Economy Watch: Consumer Debt, Including Mortgage, Down

Is low inflation worth taking note of?

By Dees Stribling, Contributing Editor

Some optimistic news about consumers: they’ve continued to deleverage from high amounts of both mortgage loans and consumer loans. That’s according to the Federal Reserve on Friday, which reported that currently on average, consumer debt service payments—mortgage and otherwise—is now less than 10 percent of disposable income. As of the first quarter of 2015, in fact, the average stood at 9.92 percent, almost the same as in the last quarter of 2014, when it was 9.91 percent. Mortgage payments in 1Q 2015 ate up an average of 4.62 percent of disposable income, while consumer debt service took 5.3 percent. The bubble of the 2000s drove those totals way up—to over 13 percent as recently as Q1 2008. That doesn’t sound like much of a decline, but it represents many billions of dollars that consumers can now devote to other things.

Also reported on Friday: the latest inflation numbers. Inflation is a part of the economic backdrop of real estate deals, especially as something that property owners need to take into account when projecting operating expenses, and residents need to be aware of when looking for space. Or at least, inflation historically has informed those kinds of decisions. The current rate of inflation has been so low for so long that as an indicator it’s barely noticed anymore. Owners do of course notice when the price of certain commodities go up (or down), especially energy. But the mindset that used to think, “How will we keep up with inflation?” is as much of a relic of earlier times as an 8-track tape.

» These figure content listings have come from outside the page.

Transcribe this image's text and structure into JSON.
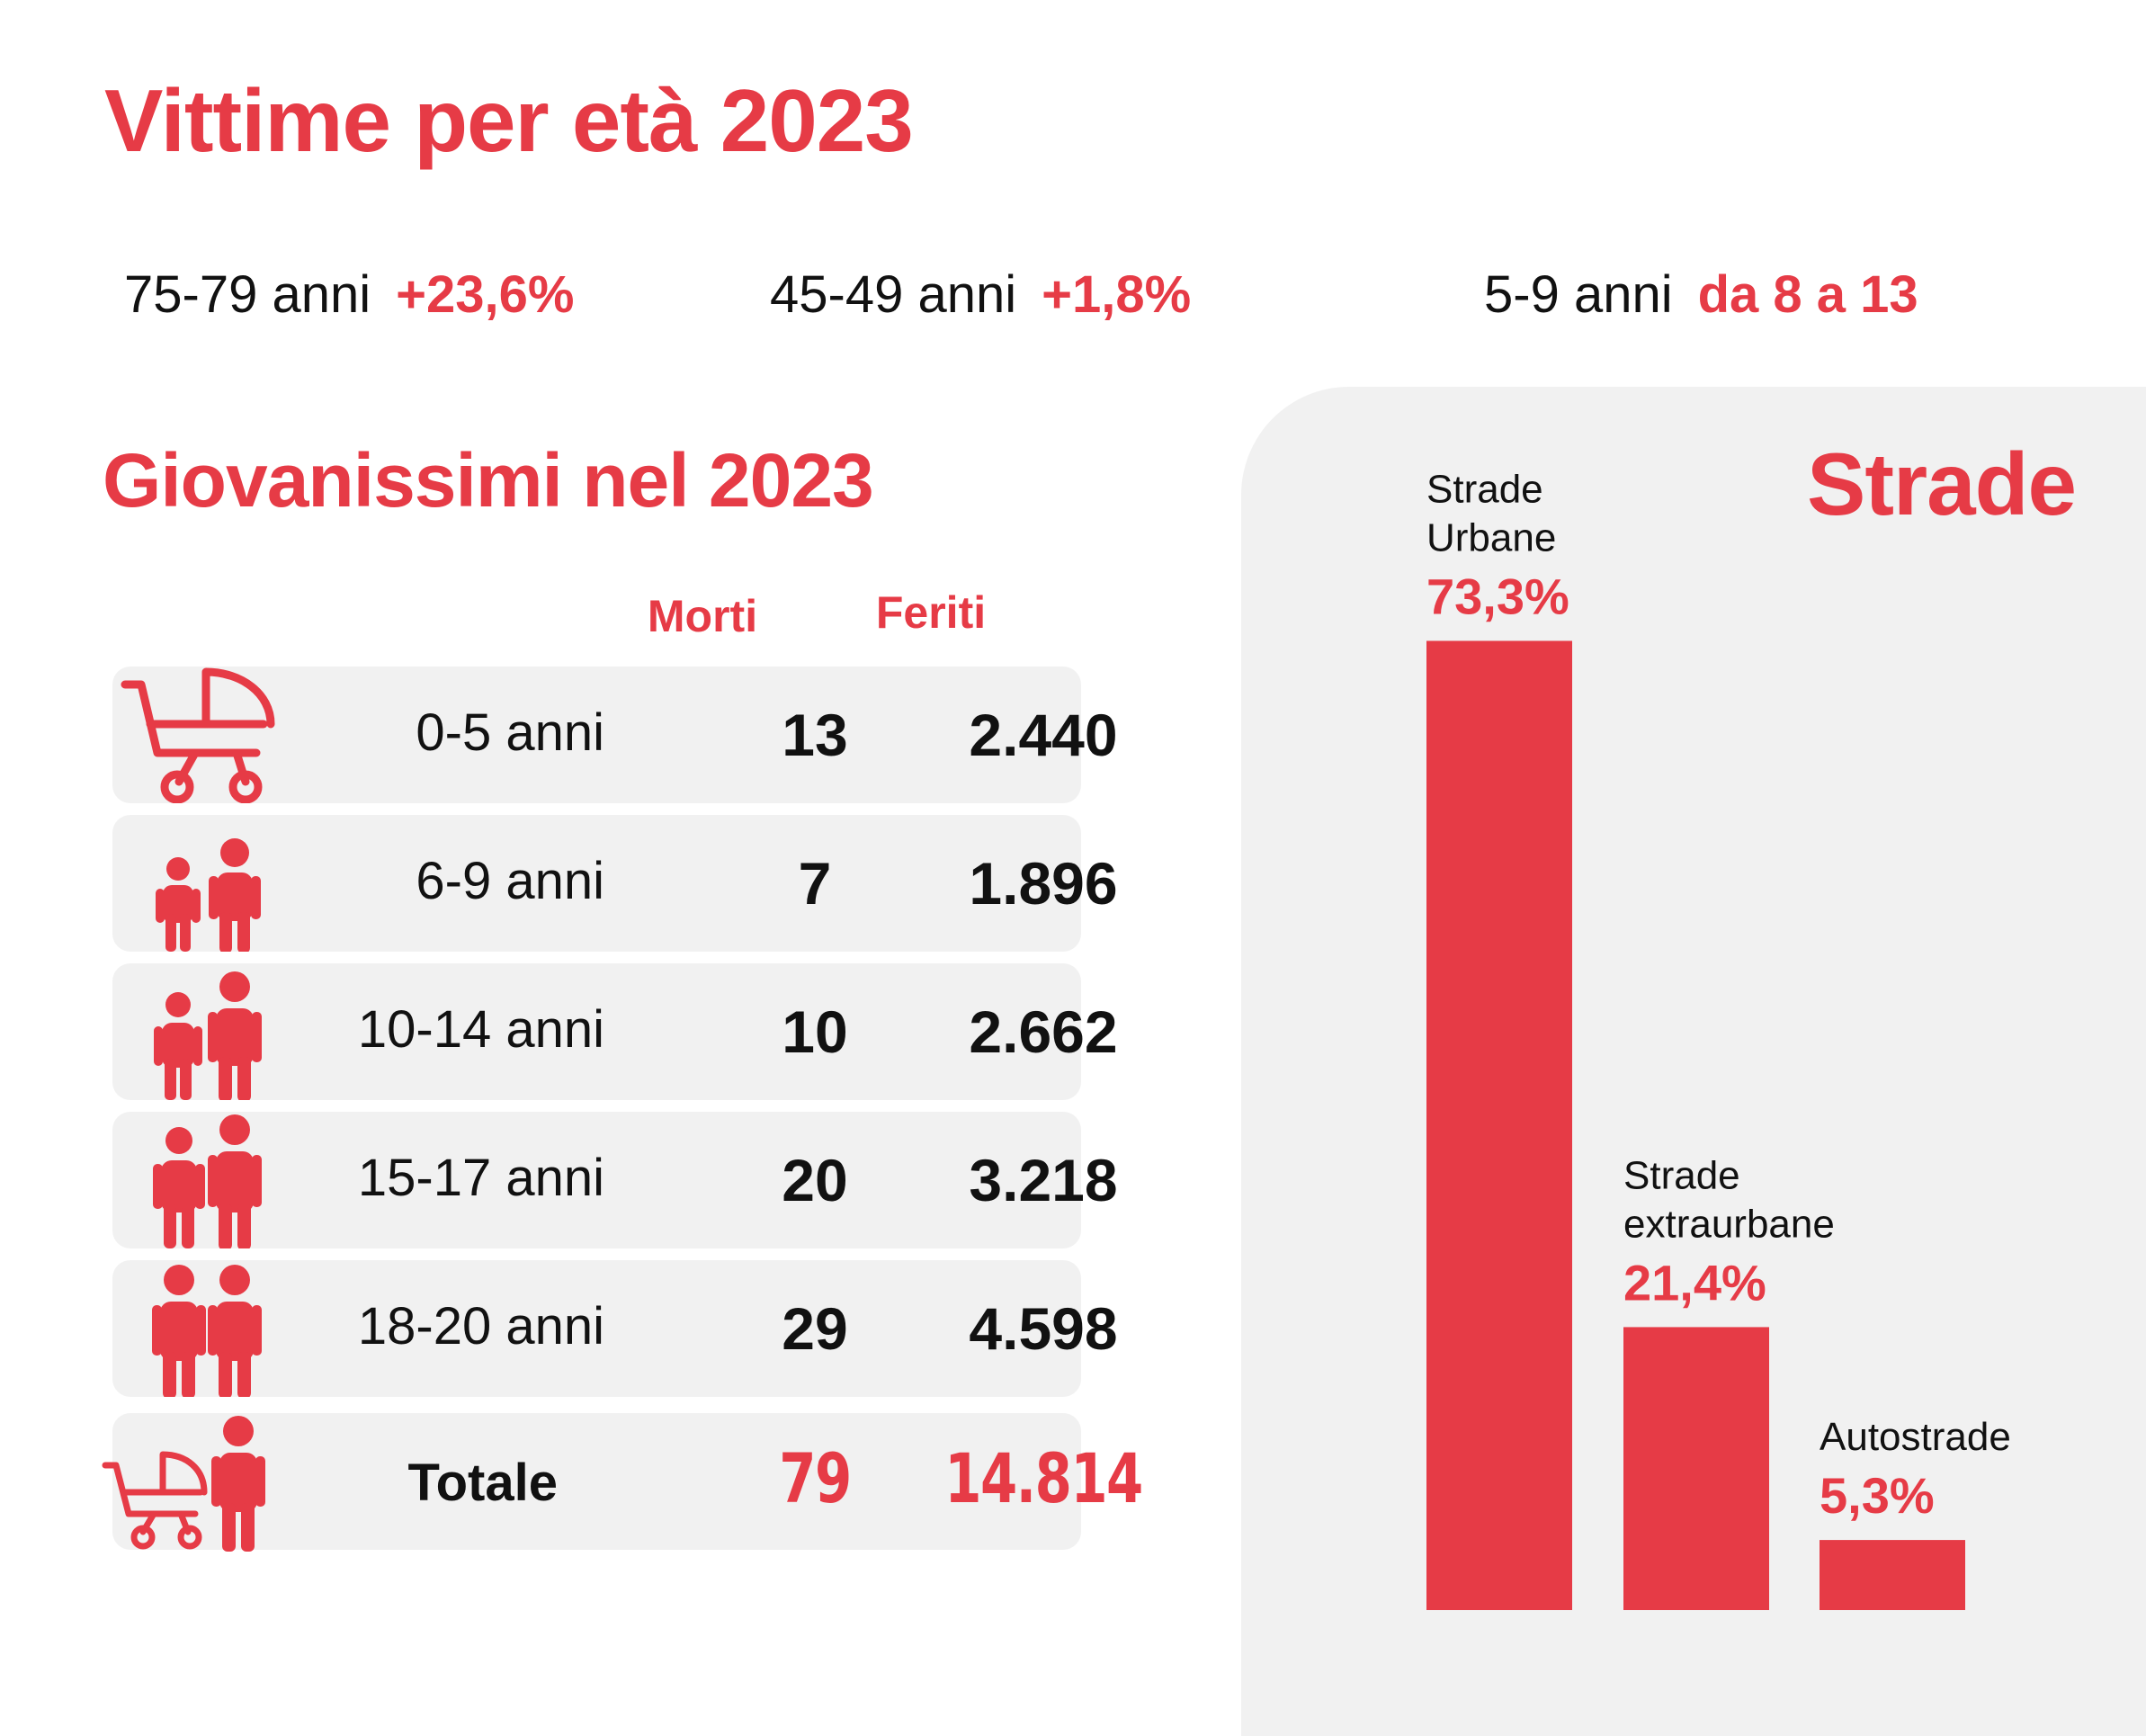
{
  "title": "Vittime per età 2023",
  "highlights": [
    {
      "label": "75-79 anni",
      "value": "+23,6%"
    },
    {
      "label": "45-49 anni",
      "value": "+1,8%"
    },
    {
      "label": "5-9 anni",
      "value": "da 8 a 13"
    }
  ],
  "young": {
    "title": "Giovanissimi nel 2023",
    "columns": {
      "morti": "Morti",
      "feriti": "Feriti"
    },
    "rows": [
      {
        "age": "0-5 anni",
        "icon": "baby-stroller-icon",
        "morti": "13",
        "feriti": "2.440"
      },
      {
        "age": "6-9 anni",
        "icon": "children-icon",
        "morti": "7",
        "feriti": "1.896"
      },
      {
        "age": "10-14 anni",
        "icon": "children-icon",
        "morti": "10",
        "feriti": "2.662"
      },
      {
        "age": "15-17 anni",
        "icon": "teenagers-icon",
        "morti": "20",
        "feriti": "3.218"
      },
      {
        "age": "18-20 anni",
        "icon": "young-adults-icon",
        "morti": "29",
        "feriti": "4.598"
      }
    ],
    "total": {
      "age": "Totale",
      "icon": "stroller-and-person-icon",
      "morti": "79",
      "feriti": "14.814"
    }
  },
  "colors": {
    "accent": "#e63b46",
    "panel": "#f1f1f1",
    "text": "#111111"
  },
  "chart_data": {
    "type": "bar",
    "title": "Strade",
    "categories": [
      "Strade\nUrbane",
      "Strade\nextraurbane",
      "Autostrade"
    ],
    "values": [
      73.3,
      21.4,
      5.3
    ],
    "value_labels": [
      "73,3%",
      "21,4%",
      "5,3%"
    ],
    "unit": "%",
    "ylim": [
      0,
      100
    ],
    "grid": false,
    "legend": "none",
    "bar_color": "#e63b46"
  }
}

Still, inflation is worth keeping track of because even slow inflation adds up over the years. For example, $1 in 1985—within the professional lifetimes of many people still in the real estate industry—had the buying power of about $2.20 now. According to the Bureau of Labor Statistics, the Consumer Price Index for All Urban Consumers increased 0.4 percent in May. The reason prices moved up as much as they did in May was because of gasoline, which is now more expensive than a month ago (but still not nearly as expensive as a year ago).

The price of gas increased sharply in May, rising 10.4 percent. Other energy indexes were mixed, with the fuel oil rising but electricity declining and natural gas unchanged. The cost of food was unchanged for the second month in a row, as a decline in the cost of food at home was offset by an increase in cost of food away from home. Take food and energy out of the inflation calculation, and prices were only up 0.1 percent in May, the smallest increase since December. These costs were up: shelter, airline fares and medical care, as were personal care, recreation, new vehicles, alcoholic beverages and tobacco. On the other hand, these things cost less in May: apparel, household furnishings and used cars and trucks. Compared with this time last year, the all items index didn’t move at all.